VM-Aware QSCI Getting Started Example
"""
from quri_parts.core.operator import Operator, pauli_label
from src.qsci_vm_interface import create_vm_aware_te_qsci
from src.qsci_vm_analysis import create_star_vm_for_h6

def main():
    # 1. Create simple H2 Hamiltonian
    hamiltonian = Operator({
        pauli_label("Z0"): -1.0523732,
        pauli_label("Z1"): -1.0523732,
        pauli_label("Z0 Z1"): -0.39793742,
        pauli_label("X0 X1"): -0.39793742,
        pauli_label("Y0 Y1"): -0.39793742,
    })

    # 2. Configure VM with low error rate
    vm_interface = create_star_vm_for_h6(error_rate=1e-5)

    # 3. Create VM-aware algorithm
    algorithm = create_vm_aware_te_qsci(
        hamiltonian=hamiltonian,
        evolution_time=1.0,
        trotter_steps=4,
        vm_interface=vm_interface,
        use_vm_sampling=True
    )

    # 4. Run calculation
    print(f"Running {algorithm.name}...")
    result = algorithm.run()

    # 5. Display results
    print("=== Results ===")
    print(f"Ground state energy: {result.qsci_result.ground_state_energy:.6f}")
    print(f"Selected energies: {[f'{e:.6f}' for e in result.qsci_result.selected_energies]}")

    if result.vm_analysis:
        logical = result.vm_analysis.logical_analysis
        arch = result.vm_analysis.arch_analysis
        print(f"\nLogical Circuit: {logical.gate_count} gates, depth {logical.circuit_depth}")
        print(f"Arch Circuit: {arch.gate_count} gates, depth {arch.circuit_depth}")

if __name__ == "__main__":
    main()

Understanding the Output

When you run the example, you'll see output similar to:

Running VMAwareSingleTimeTE_QSCI...
=== Results ===
Ground state energy: -1.857275
Selected energies: ['-1.857275', '-1.242458', '-0.882722', '-0.882722']

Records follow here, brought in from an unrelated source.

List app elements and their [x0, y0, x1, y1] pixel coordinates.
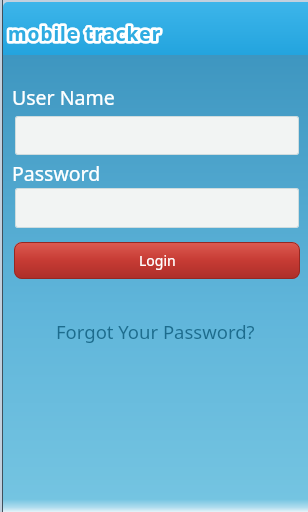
staticText: Login: [139, 251, 176, 270]
button[interactable]: [15, 116, 299, 155]
staticText: User Name: [12, 84, 115, 111]
staticText: mobile tracker: [8, 21, 162, 47]
button[interactable]: [15, 188, 299, 228]
button[interactable]: Forgot Your Password?: [56, 319, 255, 344]
staticText: Password: [12, 160, 101, 187]
staticText: mobile tracker: [8, 21, 162, 47]
button[interactable]: Login: [14, 242, 300, 279]
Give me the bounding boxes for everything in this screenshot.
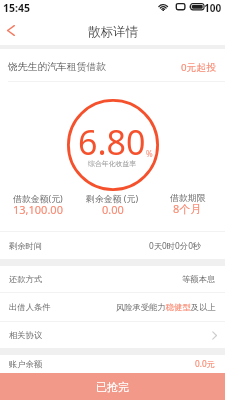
button[interactable]: 相关协议: [0, 322, 225, 348]
staticText: 剩余时间: [9, 241, 43, 251]
button[interactable]: 剩余时间: [0, 232, 225, 259]
staticText: 0.0元: [195, 358, 216, 369]
staticText: 还款方式: [9, 274, 43, 284]
staticText: 6.80: [78, 119, 146, 165]
staticText: 0.00: [102, 202, 124, 217]
button[interactable]: 还款方式: [0, 266, 225, 292]
button[interactable]: Back: [0, 16, 22, 45]
staticText: 出借人条件: [9, 302, 51, 312]
staticText: %: [146, 148, 153, 159]
staticText: 借款金额(元): [13, 192, 63, 204]
staticText: 15:45: [3, 1, 30, 15]
staticText: 0天0时0分0秒: [149, 240, 202, 251]
button[interactable]: 已抢完: [0, 373, 225, 400]
staticText: 8个月: [173, 201, 202, 216]
staticText: 0元起投: [181, 61, 216, 74]
staticText: 已抢完: [96, 380, 129, 394]
staticText: 13,100.00: [13, 202, 63, 217]
staticText: 等额本息: [182, 274, 216, 284]
staticText: 100: [204, 1, 222, 15]
button[interactable]: 出借人条件: [0, 293, 225, 321]
staticText: 账户余额: [9, 359, 43, 369]
staticText: 综合年化收益率: [88, 159, 137, 168]
button[interactable]: 账户余额: [0, 355, 225, 372]
staticText: 相关协议: [9, 330, 43, 340]
staticText: 借款期限: [170, 192, 206, 203]
staticText: 散标详情: [88, 24, 138, 40]
staticText: 风险承受能力稳健型及以上: [116, 302, 216, 312]
staticText: 剩余金额 (元): [86, 192, 139, 204]
staticText: 饶先生的汽车租赁借款: [8, 61, 106, 73]
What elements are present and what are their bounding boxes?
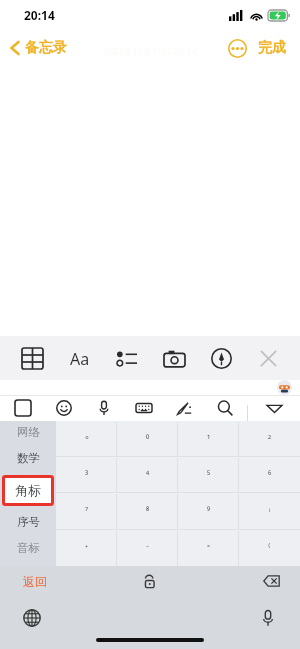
- button[interactable]: 手写: [167, 395, 201, 421]
- button[interactable]: ⁰: [117, 421, 178, 456]
- button[interactable]: 数学: [0, 443, 56, 473]
- button[interactable]: 网络: [0, 421, 56, 443]
- button[interactable]: 音标: [0, 537, 56, 559]
- button[interactable]: 更多: [222, 33, 252, 63]
- staticText: ⁶: [268, 469, 272, 481]
- button[interactable]: ⁺: [56, 530, 117, 566]
- button[interactable]: ⁶: [239, 457, 300, 492]
- button[interactable]: ⁴: [117, 457, 178, 492]
- button[interactable]: ³: [56, 457, 117, 492]
- button[interactable]: 锁定: [130, 568, 170, 594]
- button[interactable]: ¹: [178, 421, 239, 456]
- staticText: ¹: [207, 433, 211, 445]
- staticText: ⁻: [146, 542, 150, 554]
- staticText: ⁸: [146, 505, 150, 517]
- button[interactable]: 角标: [0, 473, 56, 507]
- staticText: 数学: [17, 451, 40, 465]
- staticText: 备忘录: [25, 39, 67, 57]
- staticText: ⁷: [85, 505, 89, 517]
- button[interactable]: ⁽: [239, 530, 300, 566]
- staticText: ²: [268, 433, 272, 445]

Logical Circuit: 24 gates, depth 12
Arch Circuit: 96 gates, depth 28

This shows: - Ground state energy: The computed lowest energy eigenvalue - Selected energies: Multiple energy levels computed by QSCI - Logical Circuit: Gate count and depth of the ideal quantum circuit - Arch Circuit: Resource requirements when mapped to STAR architecture

Error Rate Impact

You can study the impact of quantum hardware errors by comparing different error rates:

error_rates = [0.0, 1e-5, 1e-4, 1e-3]

for error_rate in error_rates:
    vm_interface = create_star_vm_for_h6(error_rate)
    algorithm = create_vm_aware_te_qsci(
        hamiltonian=hamiltonian,
        evolution_time=1.0,
        vm_interface=vm_interface
    )

    result = algorithm.run()
    print(f"Error rate {error_rate}: Energy = {result.qsci_result.ground_state_energy:.6f}")

Next Steps

Now that you have a basic VM-aware QSCI calculation running:

  1. Authentic Time Evolution - Learn about real vs dummy time evolution circuits
  2. VM Analysis - Dive deeper into VM metrics and resource estimation
  3. Molecular Systems - Work with realistic quantum chemistry problems
  4. API Reference - Explore all available functionality

Troubleshooting

Common Issues

ImportError for quri-algo: If you see import errors related to quri-algo, the algorithm will automatically fall back to simplified Trotter decomposition. For authentic time evolution, install quri-algo:

uv add quri-algo

VM Creation Errors: Ensure quri-vm is properly installed and STAR device properties are available:

uv add quri-vm

Performance Issues: For large molecular systems, start with smaller molecules (H2, H4) before moving to H6 or larger systems.